Amüsante, nachdenklich stimmende, manchmal auch absurde Alltagsminiaturen reiht Capus aneinander und trägt sie mit herrlichem schweizerischem Akzent vor. Das Publikum ist begeistert dabei. Bild: Hartl

In einer kleinen Stadt in der Schweiz wuchtet Max, die Hauptperson im neuen Roman von Alex Capus (gesprochen: Kapo) jeden Montagabend das Rollgitter hoch, um seine Bar zu öffnen. Vorher bringt er das Altglas weg, schaltet seine Kaffee- und Eismaschinen an und kümmert sich um dies und das. Seit fünfundzwanzig Jahren ist er mit Tina verheiratet. Max liebt seine Frau, seine drei Buben, seine Freunde, seine Stadt und sein Leben, so wie es ist! Das wird ihm einmal mehr bewusst, als Tina zum ersten Mal in ihrer gemeinsamen Ehe beruflich ohne ihn unterwegs ist.

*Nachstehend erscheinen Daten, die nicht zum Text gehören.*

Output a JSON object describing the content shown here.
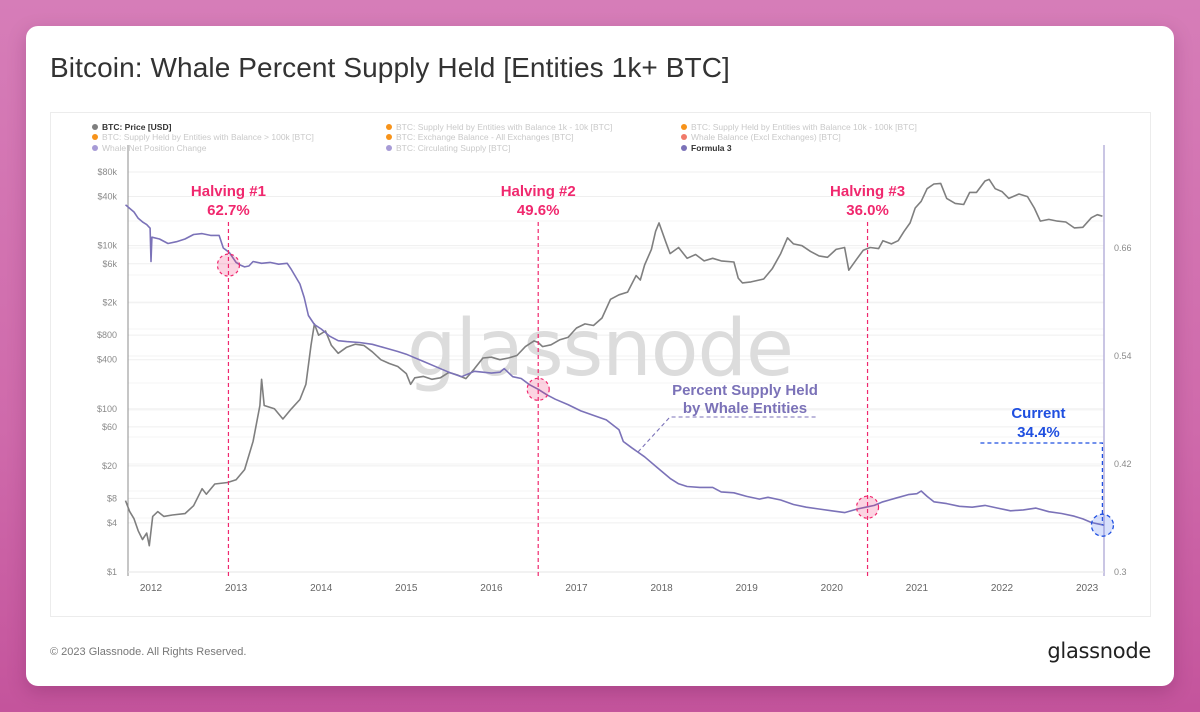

Der Titel "Das Leben ist gut" klingt ziemlich unaufgeregt, spricht aber doch an und macht neugierig, meint Buchhändlerin Maria Rupprecht in ihrer Begrüßung. Auf erhöhtem Podest hat der hochgewachsene Autor Capus Platz genommen. Die Stuhlreihen sind voll belegt. 90 Minuten lang erzählt, plaudert und liest er. Mit wundervoll dunkler, weicher Stimme und einem herrlichen schweizerischen Tonfall durchleuchtet er seine persönliche Situation und die des Romanhelden. Irgendwie ähneln sich die beiden und doch sei alles "rein fiktional und frei erfunden" schmunzelt Capus.

Trotzdem, räumt er dann doch ein: "Aus der reinen Luft schreibt keiner was." Schon ist er im Hier und Jetzt, freut sich, dass er zum ersten Mal in Amberg ist und auch dem Luftmuseum einen Besuch abgestattet hat. Autor wie Alter Ego, pendeln von der "Unterführungsstraße", wo die Bar liegt, die "so etwas wie ein Jugendzentrum für 50-Jährige" sei, zur TGV-Hochgeschwindigkeits-Bahntrasse, die Richtung Paris braust und wo sich Ehefrau Tina einen Fensterplatz einrichtet. In ruhiger Sprache lässt Capus seinen Ich-Erzähler berichten, wie es sich anfühlt mit sich und seinem Leben im Reinen zu sein.

Wer das große Leseabenteuer sucht, wird leer ausgehen. Aber all jene, die Antennen haben für die kleinen Freuden, für amüsante Gedankenspiele und stimmige Charaktere, für nachdenkliche Alltagsgeschichten und filigrane Gefühle, diese Leser finden großes Vergnügen in dem Roman "Das Leben ist gut".